Personnages de la Coupe du monde 1986 – Alessandro Altobelli, le patient italien (2/6)

Dans La Repubblica du 11 juin 1986, le très incisif Mario Sconcerti exprime le sentiment général animant la presse italienne à l’issue du premier tour des champions du monde en titre. Alors que tout reste possible, Sconcerti résume les prestations sans étincelle de la Nazionale aux performances de son gardien, Giovanni Galli, et de son avant-centre, Alessandro Altobelli . « De manière absurde, on a l’impression d’assister à un grand match entre Altobelli et Galli, le premier engagé dans son propre championnat du monde, avec une ponctualité et une efficacité monstrueuses[1], le second dans une très lente recherche de lui-même qui risque à chaque fois de compromettre ce que l’autre construit. » L’analyse de Sconcerti s’appuie sur d’incontestables faits : les mains tremblantes de Giovanni Galli font regretter que Dino Zoff se soit incliné sous le poids des ans alors qu’en inscrivant quatre des cinq buts italiens, Alessandro Altobelli éclipse Paolo Rossi qui découvre à son tour la frustration du cireur de banc.

Le buteur à la gueule d’ange

Formé à Latina dans son Latium natal, révélé en compagnie du feu-follet Evaristo Beccalossi à Brescia, Alessandro Altobelli intègre les rangs de l’Inter en 1977 dans un effectif en transition guidé par le vétéran Giancinto Facchetti. Echalas introverti à la gueule d’ange, son physique pourrait lui ouvrir les portes des castings des nanars des années 1970, ces productions gentiment érotisées, nullissimes, supposées émoustiller l’uomo italiano.
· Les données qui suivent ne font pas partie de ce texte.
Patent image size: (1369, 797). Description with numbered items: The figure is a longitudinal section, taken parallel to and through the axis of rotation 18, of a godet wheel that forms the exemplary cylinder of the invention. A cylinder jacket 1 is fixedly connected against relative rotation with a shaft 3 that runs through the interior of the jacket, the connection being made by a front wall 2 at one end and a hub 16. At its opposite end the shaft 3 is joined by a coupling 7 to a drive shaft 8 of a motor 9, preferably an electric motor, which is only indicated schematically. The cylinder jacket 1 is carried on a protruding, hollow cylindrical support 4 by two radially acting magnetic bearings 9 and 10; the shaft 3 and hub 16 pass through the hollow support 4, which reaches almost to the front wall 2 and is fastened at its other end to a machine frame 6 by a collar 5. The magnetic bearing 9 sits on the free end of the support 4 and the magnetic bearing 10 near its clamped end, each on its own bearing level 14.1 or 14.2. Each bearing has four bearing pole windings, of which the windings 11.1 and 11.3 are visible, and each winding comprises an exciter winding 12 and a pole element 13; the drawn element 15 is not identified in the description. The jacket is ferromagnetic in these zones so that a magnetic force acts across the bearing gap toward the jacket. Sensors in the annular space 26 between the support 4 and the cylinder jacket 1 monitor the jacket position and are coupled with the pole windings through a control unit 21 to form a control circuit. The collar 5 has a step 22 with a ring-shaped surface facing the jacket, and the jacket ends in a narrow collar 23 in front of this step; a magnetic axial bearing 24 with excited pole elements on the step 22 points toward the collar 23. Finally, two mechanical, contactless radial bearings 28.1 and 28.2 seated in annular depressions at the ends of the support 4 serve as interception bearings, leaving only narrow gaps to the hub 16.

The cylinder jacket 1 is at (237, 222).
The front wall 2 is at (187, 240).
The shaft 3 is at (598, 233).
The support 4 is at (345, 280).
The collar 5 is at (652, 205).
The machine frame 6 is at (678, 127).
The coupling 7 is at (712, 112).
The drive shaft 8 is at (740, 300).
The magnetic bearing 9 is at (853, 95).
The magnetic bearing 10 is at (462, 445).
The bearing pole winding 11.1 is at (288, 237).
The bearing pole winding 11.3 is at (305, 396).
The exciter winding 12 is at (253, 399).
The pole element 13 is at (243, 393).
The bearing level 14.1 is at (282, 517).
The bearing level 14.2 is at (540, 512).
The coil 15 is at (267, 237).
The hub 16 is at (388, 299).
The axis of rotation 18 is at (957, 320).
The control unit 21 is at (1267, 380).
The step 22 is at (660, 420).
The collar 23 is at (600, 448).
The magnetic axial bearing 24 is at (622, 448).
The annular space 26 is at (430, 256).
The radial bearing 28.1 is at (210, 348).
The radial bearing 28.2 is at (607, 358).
On l’imagine déniaisé par les plantureuses et expertes Edwige Fenech ou Gloria Guida, sur une séquence délavée de Malizia Erotica paresseusement composée par Ubaldo Continiello.

Filiforme, peu puissant, il semble trop malingre pour affronter les défenses de Serie A et beaucoup doutent de sa capacité à s’imposer tant il est différent de Boninsegna par exemple, le bomber de l’Inter des seventies, ou d’Anastasi, son coéquipier. Et puis, pour tout dire, quand il confirme une certaine fragilité, « je suis tombé et je me suis enflé une côte », il ne semble pas très malin.

Malgré le scepticisme, Spillo (l’Aiguille) s’impose sans délai avec les Nerazzurri dans un style singulier, presqu’inédit en Italie. Anastasi, l’ouvrier obstiné du calcio, s’éclipse devant le fuoriclasse qu’est évidemment Altobelli. Il compense son absence de puissance par une adresse exceptionnelle des deux pieds et de la tête, et une gestuelle merveilleuse faite de feintes de corps et de dribbles courts. L’Italie de la fin des années 70 et du début des années 80 est pourtant riche de jeunes attaquants, de purs numéros 9 comme Paolo Rossi et Roberto Pruzzo, ou des joueurs plus complets tels Bruno Giordano ou Ciccio Graziani mais aucun n’a l’élégance d’Altobelli qui porte si bien son nom, grand et beau, incontestablement.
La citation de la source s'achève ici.